High IQ en el Cordón

Lo recuerdo desde el primer momento que entró en el bar, trayendo un recorte de diario en la mano, dirigiéndose a alguien con quien, según supe después, había tenido una discusión unos días antes. No sé por qué pero me llamó la atención ese paso arrogante, suficiente, esa mirada hacia ninguna parte que buscaba precisamente a esa persona que sabía iba a encontrar en el mismo lugar de siempre. Lo encaró aunque el otro no parecía darle pelota, lo llamó, agitó el papel frente a los ojos apáticos de su víctima y le dijo «Mirá, ¿ves? Yo tenía razón».

Jorge empezó así una indagación que lo iba a conducir a la locura que todos llegamos a conocer. Al principio nos pareció simpático, después se fue haciendo aburrido y terminó resultando penoso, pero Jorge experimentó, durante todo aquel tiempo, un placer que se fue incrementando con cada vertido de verdades que hacía en la cañada que era ese tema tan vulgar y que acabó por desbordarse y arrastrar las aldeas aledañas.

Nuestro amigo (yo todavía no lo conocía) sentía gran estima por su inteligencia, que todos cuestionaban o, en el mejor de los casos, tenían por normal. Jorge insistía en que no era así, que él era una eminencia y que podía probarlo, pero de manera indirecta, de acuerdo a índices y estudios que avalaban su afirmación. Ahí fue cuando se peleó con Adrián, que lo desafió a que demostrara su supuesta inteligencia empleándola de un modo que a todos pareciera concluyente. «No», dijo Jorge, «eso sería aceptar tu argumento; lo único que voy a hacer es mostrarte que no es necesario hacer nada extraordinario para tener una capacidad superior, como la mía». Y ahí arrancó todo.

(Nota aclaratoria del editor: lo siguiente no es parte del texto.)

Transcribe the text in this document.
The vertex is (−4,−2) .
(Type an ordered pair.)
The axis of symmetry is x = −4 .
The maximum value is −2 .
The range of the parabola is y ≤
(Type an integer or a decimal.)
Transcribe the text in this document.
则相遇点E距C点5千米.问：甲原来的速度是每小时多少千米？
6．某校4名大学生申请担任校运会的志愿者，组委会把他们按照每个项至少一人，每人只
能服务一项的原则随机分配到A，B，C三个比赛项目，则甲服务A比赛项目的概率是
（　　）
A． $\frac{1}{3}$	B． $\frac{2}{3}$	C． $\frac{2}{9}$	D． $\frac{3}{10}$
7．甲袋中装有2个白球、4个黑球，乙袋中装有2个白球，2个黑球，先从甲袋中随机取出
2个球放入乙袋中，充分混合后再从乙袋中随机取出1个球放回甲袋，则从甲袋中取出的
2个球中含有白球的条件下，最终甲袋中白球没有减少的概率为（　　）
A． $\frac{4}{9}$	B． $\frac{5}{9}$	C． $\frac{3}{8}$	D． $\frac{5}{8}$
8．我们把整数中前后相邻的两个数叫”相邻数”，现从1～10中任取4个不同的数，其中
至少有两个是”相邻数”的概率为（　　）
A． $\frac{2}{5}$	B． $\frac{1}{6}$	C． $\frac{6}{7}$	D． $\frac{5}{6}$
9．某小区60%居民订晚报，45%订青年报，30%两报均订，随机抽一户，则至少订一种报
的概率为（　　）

Ese primer recorte que mencioné más arriba, el que me hizo reparar en Jorge y conocer su historia, citaba un estudio de la Universidad de Canberra, conducido por eminentes profesionales de la supremacía mental, que indicaba que los ateos poseen un IQ más elevado que quienes creen en Dios. Todos estaban al tanto de las convicciones de Jorge, ya que era muy recordado el incidente que involucraba al padre Aemilius, una cáliz lleno de orín y una escupida monumental del párroco sobre los feligreses al beber de aquella copa, perpetrado por el indecente en cuestión.

«Bah»- dijo Adrián, desechando el testimonio- «eso fue puro vandalismo. Además, ahí dice que los ateos tienen un coeficiente más alto que los creyentes, pero no aclara si estos son subnormales. Sos un pancho, Jorgito, seguí participando»- y le ofreció un trago de cerveza, que se reveló como… sí, pichí.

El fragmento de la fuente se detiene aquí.